Lack of Substance & Individuality
Above all else, Smile serves as an uncomfortable examination of trauma. The grim tone and life-or-death stakes set the stage for an unpleasant affair that should be met with an appropriate attachment to the protagonist. However, the complete absence of any dramatic beats renders a significant connection impossible. Given the inescapable shadow of past suffering that looms throughout, it is surprising that a more substantial emotional element is missing. The lack of any real drama despite the emphasis on the heavy subject matter can only be interpreted as a missed opportunity.
Rooted deeply within the context of mental health, Finn gives himself plenty of real estate as to where he can guide the narrative. The premise affords him ample room to break new ground in the horror sphere and carve out something of his own. Instead, he takes the easier route and pulls from an assortment of existing movies such as It Follows, The Grudge, The Ring, and others. Vague resemblances in cinema are seen all the time, especially when it comes to horror. But he makes little effort to mask or alter the similarities at all. Finn’s setup is creative, but his execution borrows too much from those that came before him.
Clocking in at just under two hours, the movie drags at points. The most noticeable lag occurs in the third act and hurts an otherwise satisfying climax. A tighter runtime accompanied by a slight tonal shift would have likely sent Smile in a more fruitful direction.
Sosie Bacon is mainly known for playing supporting characters, most notably Carrie Layden on the Emmy-winning HBO miniseries Mare of Easttown. Her transition to a demanding lead role in a horror film is remarkable. She portrays Rose with a compelling aura and her performance alone is reason enough to set foot in the theater. While Bacon carries the bulk of the acting load, co-stars Jessie T. Usher, Robin Weigert, Kyle Gallner, Caitlin Stasey, and Kal Penn all fill their respective parts quite well.

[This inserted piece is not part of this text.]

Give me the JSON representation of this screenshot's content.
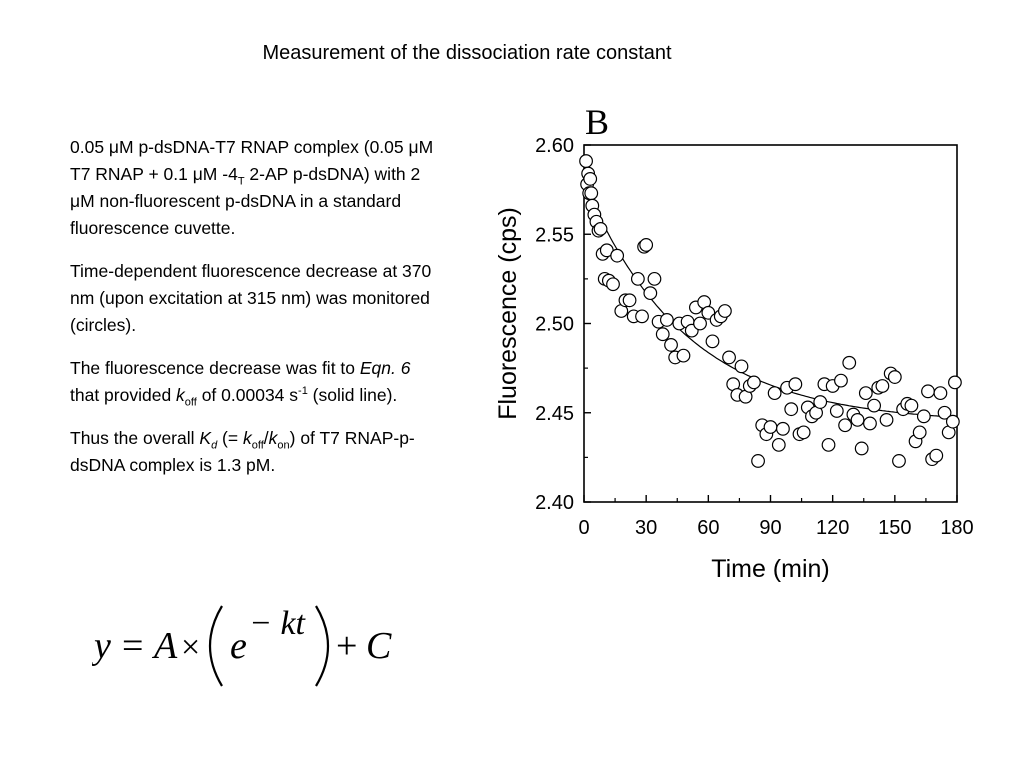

Unfulfilled, but Satisfying
Primarily thanks to its unsettling visuals, Parker Finn’s first tussle in the big screen arena lands some genuinely creepy blows. The freshman filmmaker makes enough right moves to avoid too many frowns in the audience when the credits roll. Still, it is impossible to ignore that with bolder storytelling and horror mechanics in place, Smile could have had viewers grinning ear to ear.